Films become victims of bad script: Muzaffar Ali

Last Updated: Wed, Nov 28, 2012 18:01 hrs

Panaji, Nov 24 (IBNS) Renowned filmmaker Muzaffar Ali has said that a lot more has to be done to make Indian Cinema globally competitive.

He was speaking at a press conference at the International Film Festival of India in Goa on Saturday.

He said three things are needed to make a film successful - script, script, script.

He said most of the films become victims of a bad script and a film has to be 'local enough' to be 'global enough'.

Local psychological, philosophical and emotional aspects should be integrated in the script to make it more relevant, he added.

Nitin Chandra, the Director of Bhojpuri film 'Deswa' has advocated introducing various dialects at school level to popularize language cinema in India.

Bhojpuri films, he lamented, are having a typical audience primarily because the viewers expect 'bold' scenes in those movies.

He was also speaking at the press conference.

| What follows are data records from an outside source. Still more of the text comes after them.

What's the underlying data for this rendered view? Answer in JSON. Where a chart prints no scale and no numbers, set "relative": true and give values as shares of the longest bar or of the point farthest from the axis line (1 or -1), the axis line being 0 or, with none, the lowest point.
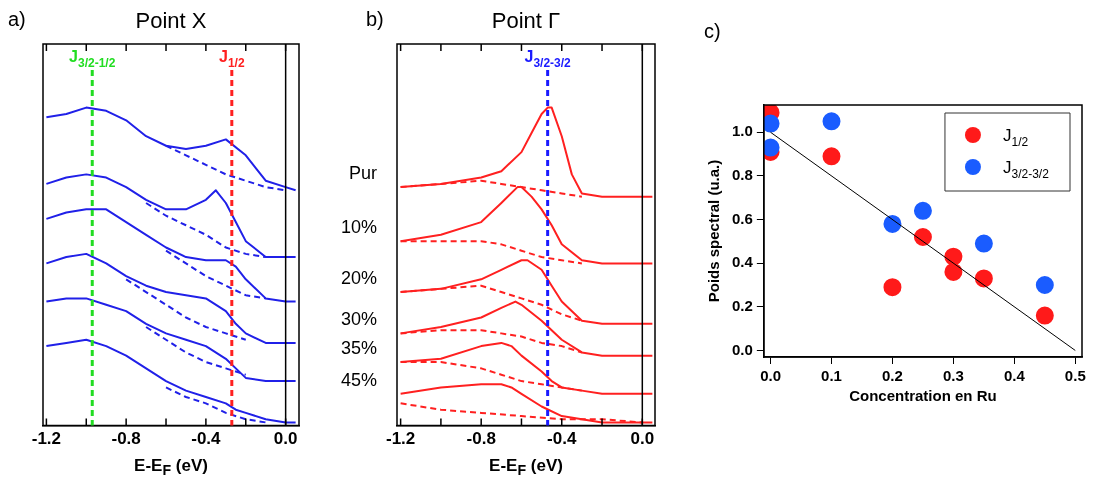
{
  "chart_data": [
    {
      "type": "line",
      "title": "Point X",
      "xlabel": "E-E$_{F}$ (eV)",
      "annotations": [
        "a)"
      ],
      "relative": true,
      "tick_labels": "x",
      "xlim": [
        -1.217,
        0.067
      ],
      "xticks": [
        {
          "value": -1.2,
          "label": "-1.2"
        },
        {
          "value": -1.0,
          "label": null
        },
        {
          "value": -0.8,
          "label": "-0.8"
        },
        {
          "value": -0.6,
          "label": null
        },
        {
          "value": -0.4,
          "label": "-0.4"
        },
        {
          "value": -0.2,
          "label": null
        },
        {
          "value": 0,
          "label": "0.0"
        }
      ],
      "ref_lines": [
        {
          "axis": "x",
          "value": -0.97,
          "label": "J$_{3/2-1/2}$",
          "color": "#22dd22",
          "line_style": "dashed"
        },
        {
          "axis": "x",
          "value": -0.27,
          "label": "J$_{1/2}$",
          "color": "#ff2020",
          "line_style": "dashed"
        },
        {
          "axis": "x",
          "value": 0,
          "color": "#000000",
          "line_style": "solid"
        }
      ],
      "series": [
        {
          "color": "#2020e8",
          "line_style": "solid",
          "x": [
            -1.2,
            -1.1,
            -1.0,
            -0.9,
            -0.8,
            -0.7,
            -0.6,
            -0.5,
            -0.4,
            -0.3,
            -0.2,
            -0.1,
            0,
            0.05
          ],
          "values": [
            0.97,
            0.98,
            1.0,
            0.99,
            0.96,
            0.91,
            0.88,
            0.87,
            0.88,
            0.9,
            0.85,
            0.77,
            0.75,
            0.74
          ]
        },
        {
          "color": "#2020e8",
          "line_style": "dashed",
          "x": [
            -0.6,
            -0.5,
            -0.4,
            -0.3,
            -0.2,
            -0.1,
            0
          ],
          "values": [
            0.88,
            0.85,
            0.82,
            0.79,
            0.77,
            0.75,
            0.74
          ]
        },
        {
          "color": "#2020e8",
          "line_style": "solid",
          "x": [
            -1.2,
            -1.1,
            -1.0,
            -0.9,
            -0.8,
            -0.7,
            -0.6,
            -0.5,
            -0.4,
            -0.35,
            -0.3,
            -0.25,
            -0.2,
            -0.1,
            0,
            0.05
          ],
          "values": [
            0.76,
            0.78,
            0.79,
            0.78,
            0.75,
            0.71,
            0.68,
            0.68,
            0.71,
            0.74,
            0.7,
            0.64,
            0.58,
            0.53,
            0.53,
            0.53
          ]
        },
        {
          "color": "#2020e8",
          "line_style": "dashed",
          "x": [
            -0.7,
            -0.6,
            -0.5,
            -0.4,
            -0.3,
            -0.2,
            -0.1
          ],
          "values": [
            0.7,
            0.66,
            0.63,
            0.6,
            0.56,
            0.54,
            0.53
          ]
        },
        {
          "color": "#2020e8",
          "line_style": "solid",
          "x": [
            -1.2,
            -1.1,
            -1.0,
            -0.9,
            -0.8,
            -0.7,
            -0.6,
            -0.5,
            -0.4,
            -0.3,
            -0.25,
            -0.2,
            -0.1,
            0,
            0.05
          ],
          "values": [
            0.65,
            0.67,
            0.68,
            0.68,
            0.64,
            0.6,
            0.56,
            0.53,
            0.52,
            0.52,
            0.5,
            0.46,
            0.4,
            0.39,
            0.39
          ]
        },
        {
          "color": "#2020e8",
          "line_style": "dashed",
          "x": [
            -0.6,
            -0.5,
            -0.4,
            -0.3,
            -0.2,
            -0.1
          ],
          "values": [
            0.55,
            0.51,
            0.47,
            0.44,
            0.41,
            0.4
          ]
        },
        {
          "color": "#2020e8",
          "line_style": "solid",
          "x": [
            -1.2,
            -1.1,
            -1.0,
            -0.9,
            -0.8,
            -0.7,
            -0.6,
            -0.5,
            -0.4,
            -0.3,
            -0.25,
            -0.2,
            -0.1,
            0,
            0.05
          ],
          "values": [
            0.51,
            0.53,
            0.54,
            0.51,
            0.47,
            0.44,
            0.42,
            0.41,
            0.4,
            0.36,
            0.32,
            0.29,
            0.26,
            0.26,
            0.26
          ]
        },
        {
          "color": "#2020e8",
          "line_style": "dashed",
          "x": [
            -0.8,
            -0.7,
            -0.6,
            -0.5,
            -0.4,
            -0.3,
            -0.2
          ],
          "values": [
            0.46,
            0.42,
            0.38,
            0.34,
            0.31,
            0.29,
            0.27
          ]
        },
        {
          "color": "#2020e8",
          "line_style": "solid",
          "x": [
            -1.2,
            -1.1,
            -1.0,
            -0.9,
            -0.8,
            -0.7,
            -0.6,
            -0.5,
            -0.4,
            -0.3,
            -0.25,
            -0.2,
            -0.1,
            0,
            0.05
          ],
          "values": [
            0.39,
            0.4,
            0.4,
            0.38,
            0.36,
            0.32,
            0.29,
            0.27,
            0.25,
            0.21,
            0.18,
            0.15,
            0.14,
            0.14,
            0.14
          ]
        },
        {
          "color": "#2020e8",
          "line_style": "dashed",
          "x": [
            -0.7,
            -0.6,
            -0.5,
            -0.4,
            -0.3,
            -0.2
          ],
          "values": [
            0.31,
            0.27,
            0.23,
            0.2,
            0.18,
            0.16
          ]
        },
        {
          "color": "#2020e8",
          "line_style": "solid",
          "x": [
            -1.2,
            -1.1,
            -1.0,
            -0.9,
            -0.8,
            -0.7,
            -0.6,
            -0.5,
            -0.4,
            -0.3,
            -0.25,
            -0.2,
            -0.1,
            0,
            0.05
          ],
          "values": [
            0.25,
            0.26,
            0.27,
            0.25,
            0.22,
            0.18,
            0.14,
            0.11,
            0.09,
            0.07,
            0.05,
            0.04,
            0.02,
            0.01,
            0.01
          ]
        },
        {
          "color": "#2020e8",
          "line_style": "dashed",
          "x": [
            -0.6,
            -0.5,
            -0.4,
            -0.3,
            -0.2,
            -0.1
          ],
          "values": [
            0.12,
            0.09,
            0.07,
            0.04,
            0.02,
            0.01
          ]
        }
      ]
    },
    {
      "type": "line",
      "title": "Point Γ",
      "xlabel": "E-E$_{F}$ (eV)",
      "annotations": [
        "b)"
      ],
      "relative": true,
      "tick_labels": "x",
      "xlim": [
        -1.218,
        0.063
      ],
      "xticks": [
        {
          "value": -1.2,
          "label": "-1.2"
        },
        {
          "value": -1.0,
          "label": null
        },
        {
          "value": -0.8,
          "label": "-0.8"
        },
        {
          "value": -0.6,
          "label": null
        },
        {
          "value": -0.4,
          "label": "-0.4"
        },
        {
          "value": -0.2,
          "label": null
        },
        {
          "value": 0,
          "label": "0.0"
        }
      ],
      "ref_lines": [
        {
          "axis": "x",
          "value": -0.47,
          "label": "J$_{3/2-3/2}$",
          "color": "#1a1aff",
          "line_style": "dashed"
        },
        {
          "axis": "x",
          "value": 0,
          "color": "#000000",
          "line_style": "solid"
        }
      ],
      "series": [
        {
          "name": "Pur",
          "color": "#ff2020",
          "line_style": "solid",
          "x": [
            -1.2,
            -1.0,
            -0.8,
            -0.7,
            -0.6,
            -0.55,
            -0.5,
            -0.47,
            -0.45,
            -0.4,
            -0.35,
            -0.3,
            -0.2,
            0,
            0.05
          ],
          "values": [
            0.75,
            0.76,
            0.78,
            0.8,
            0.86,
            0.92,
            0.98,
            1.0,
            1.0,
            0.91,
            0.79,
            0.73,
            0.72,
            0.72,
            0.72
          ]
        },
        {
          "color": "#ff2020",
          "line_style": "dashed",
          "x": [
            -1.2,
            -1.0,
            -0.8,
            -0.7,
            -0.6,
            -0.5,
            -0.4,
            -0.3
          ],
          "values": [
            0.75,
            0.76,
            0.77,
            0.76,
            0.75,
            0.74,
            0.73,
            0.72
          ]
        },
        {
          "name": "10%",
          "color": "#ff2020",
          "line_style": "solid",
          "x": [
            -1.2,
            -1.0,
            -0.8,
            -0.7,
            -0.62,
            -0.6,
            -0.55,
            -0.5,
            -0.45,
            -0.4,
            -0.3,
            -0.2,
            0,
            0.05
          ],
          "values": [
            0.58,
            0.6,
            0.64,
            0.7,
            0.75,
            0.75,
            0.72,
            0.68,
            0.63,
            0.57,
            0.52,
            0.51,
            0.51,
            0.51
          ]
        },
        {
          "color": "#ff2020",
          "line_style": "dashed",
          "x": [
            -1.2,
            -1.0,
            -0.8,
            -0.7,
            -0.6,
            -0.5,
            -0.4,
            -0.3
          ],
          "values": [
            0.58,
            0.58,
            0.58,
            0.57,
            0.55,
            0.53,
            0.52,
            0.51
          ]
        },
        {
          "name": "20%",
          "color": "#ff2020",
          "line_style": "solid",
          "x": [
            -1.2,
            -1.0,
            -0.8,
            -0.7,
            -0.6,
            -0.57,
            -0.5,
            -0.45,
            -0.4,
            -0.3,
            -0.2,
            0,
            0.05
          ],
          "values": [
            0.42,
            0.43,
            0.46,
            0.49,
            0.52,
            0.52,
            0.49,
            0.44,
            0.39,
            0.33,
            0.32,
            0.32,
            0.32
          ]
        },
        {
          "color": "#ff2020",
          "line_style": "dashed",
          "x": [
            -1.2,
            -1.0,
            -0.8,
            -0.7,
            -0.6,
            -0.5,
            -0.4,
            -0.3
          ],
          "values": [
            0.42,
            0.43,
            0.44,
            0.42,
            0.4,
            0.38,
            0.35,
            0.33
          ]
        },
        {
          "name": "30%",
          "color": "#ff2020",
          "line_style": "solid",
          "x": [
            -1.2,
            -1.0,
            -0.8,
            -0.7,
            -0.63,
            -0.6,
            -0.5,
            -0.4,
            -0.3,
            -0.2,
            0,
            0.05
          ],
          "values": [
            0.29,
            0.31,
            0.34,
            0.37,
            0.39,
            0.38,
            0.33,
            0.27,
            0.23,
            0.22,
            0.22,
            0.22
          ]
        },
        {
          "color": "#ff2020",
          "line_style": "dashed",
          "x": [
            -1.2,
            -1.0,
            -0.8,
            -0.7,
            -0.6,
            -0.5,
            -0.4,
            -0.3
          ],
          "values": [
            0.29,
            0.3,
            0.3,
            0.29,
            0.28,
            0.26,
            0.25,
            0.23
          ]
        },
        {
          "name": "35%",
          "color": "#ff2020",
          "line_style": "solid",
          "x": [
            -1.2,
            -1.0,
            -0.8,
            -0.7,
            -0.65,
            -0.6,
            -0.5,
            -0.45,
            -0.4,
            -0.3,
            -0.2,
            0,
            0.05
          ],
          "values": [
            0.2,
            0.21,
            0.25,
            0.26,
            0.25,
            0.22,
            0.17,
            0.14,
            0.12,
            0.11,
            0.1,
            0.1,
            0.1
          ]
        },
        {
          "color": "#ff2020",
          "line_style": "dashed",
          "x": [
            -1.2,
            -1.0,
            -0.8,
            -0.7,
            -0.6,
            -0.5,
            -0.4,
            -0.3
          ],
          "values": [
            0.2,
            0.2,
            0.18,
            0.16,
            0.14,
            0.13,
            0.12,
            0.11
          ]
        },
        {
          "name": "45%",
          "color": "#ff2020",
          "line_style": "solid",
          "x": [
            -1.2,
            -1.0,
            -0.8,
            -0.7,
            -0.65,
            -0.6,
            -0.5,
            -0.4,
            -0.3,
            -0.2,
            0,
            0.05
          ],
          "values": [
            0.1,
            0.12,
            0.13,
            0.13,
            0.12,
            0.1,
            0.06,
            0.03,
            0.02,
            0.01,
            0.01,
            0.01
          ]
        },
        {
          "color": "#ff2020",
          "line_style": "dashed",
          "x": [
            -1.2,
            -1.0,
            -0.8,
            -0.6,
            -0.4,
            -0.2,
            0
          ],
          "values": [
            0.07,
            0.05,
            0.04,
            0.03,
            0.02,
            0.02,
            0.01
          ]
        }
      ]
    },
    {
      "type": "scatter",
      "xlabel": "Concentration en Ru",
      "ylabel": "Poids spectral (u.a.)",
      "annotations": [
        "c)"
      ],
      "marker": "circle",
      "legend": "top right",
      "xlim": [
        -0.011,
        0.511
      ],
      "ylim": [
        -0.03,
        1.125
      ],
      "xticks": [
        {
          "value": 0,
          "label": "0.0"
        },
        {
          "value": 0.1,
          "label": "0.1"
        },
        {
          "value": 0.2,
          "label": "0.2"
        },
        {
          "value": 0.3,
          "label": "0.3"
        },
        {
          "value": 0.4,
          "label": "0.4"
        },
        {
          "value": 0.5,
          "label": "0.5"
        }
      ],
      "yticks": [
        {
          "value": 0,
          "label": "0.0"
        },
        {
          "value": 0.2,
          "label": "0.2"
        },
        {
          "value": 0.4,
          "label": "0.4"
        },
        {
          "value": 0.6,
          "label": "0.6"
        },
        {
          "value": 0.8,
          "label": "0.8"
        },
        {
          "value": 1.0,
          "label": "1.0"
        }
      ],
      "series": [
        {
          "name": "J$_{1/2}$",
          "color": "#ff1a1a",
          "x": [
            0,
            0,
            0.1,
            0.2,
            0.25,
            0.3,
            0.3,
            0.35,
            0.45
          ],
          "values": [
            1.09,
            0.91,
            0.89,
            0.29,
            0.52,
            0.43,
            0.36,
            0.33,
            0.16
          ]
        },
        {
          "name": "J$_{3/2-3/2}$",
          "color": "#1a5cff",
          "x": [
            0,
            0,
            0.1,
            0.2,
            0.25,
            0.35,
            0.45
          ],
          "values": [
            1.04,
            0.93,
            1.05,
            0.58,
            0.64,
            0.49,
            0.3
          ]
        },
        {
          "type": "line",
          "color": "#000000",
          "marker": "none",
          "line_style": "solid",
          "x": [
            0,
            0.5
          ],
          "values": [
            1.0,
            0.0
          ]
        }
      ]
    }
  ]
}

The press conference was organized to pay special tribute to Muzaffar Ali.

Neetu Chandra, producer of the film, echoed Nitin Chandra's observations.

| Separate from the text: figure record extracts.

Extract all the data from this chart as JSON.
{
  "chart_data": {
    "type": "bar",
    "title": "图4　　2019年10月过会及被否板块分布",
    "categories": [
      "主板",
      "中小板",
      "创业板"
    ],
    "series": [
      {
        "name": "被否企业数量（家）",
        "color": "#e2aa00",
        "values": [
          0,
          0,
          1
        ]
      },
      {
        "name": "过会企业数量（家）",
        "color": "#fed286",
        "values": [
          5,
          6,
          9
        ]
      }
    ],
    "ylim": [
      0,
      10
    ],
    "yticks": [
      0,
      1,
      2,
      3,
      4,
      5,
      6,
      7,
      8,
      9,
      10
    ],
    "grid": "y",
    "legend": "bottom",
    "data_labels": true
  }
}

She said that Bhojpuri films have acquired a dubious distinction of being 'vulgar' although remarkable films in Bhojpuri are also being made.

Unfortunately, there are not many takers for this genre, she added.

The film 'Deswa' is set in the years 2003 -04 in Buxar District of Bihar, which at the time was witnessing several crimes like kidnapping, murders and caste-based carnages.

It is the story of three characters: Rajiv Kumar, an IAS aspirant; Sankar Pandey, a young graduate who is thrashed in Assam for taking the Railway Board Exams; and Jeans, a folk singer, waiting to go to Mumbai, cut his album and become a star.

When they are unable to realize their dreams honestly, they decide to commit a crime for money. When they come out of jail after five years, they see change in their village.

Director of Malayalam feature film 'Ithramathram' (Only This Much) Dr. K. Gopinathan admitted that he has to balance his job as a professor of philosophy at the University of Calicut, Kerala and as a film maker.

'Ithramathram' is his first feature film although he has made three documentaries before this film.

The film is structured around the unexpected death of a thirty-eight-year-old woman called Sumitra, whose passing away leaves her husband and daughter completely lost and helpless.

It is through a sequence of reflections of Sumitra's kith and kin that we get a glimpse of her fascinating personality.

Reflections on an individual's death become a wondrous evocation of the colour, zest and zeal of the entire village life and entire network of collective human destiny.

Gopinathan said that he has deliberately kept the title of the film vague and left it to the viewers to draw conclusions, if any.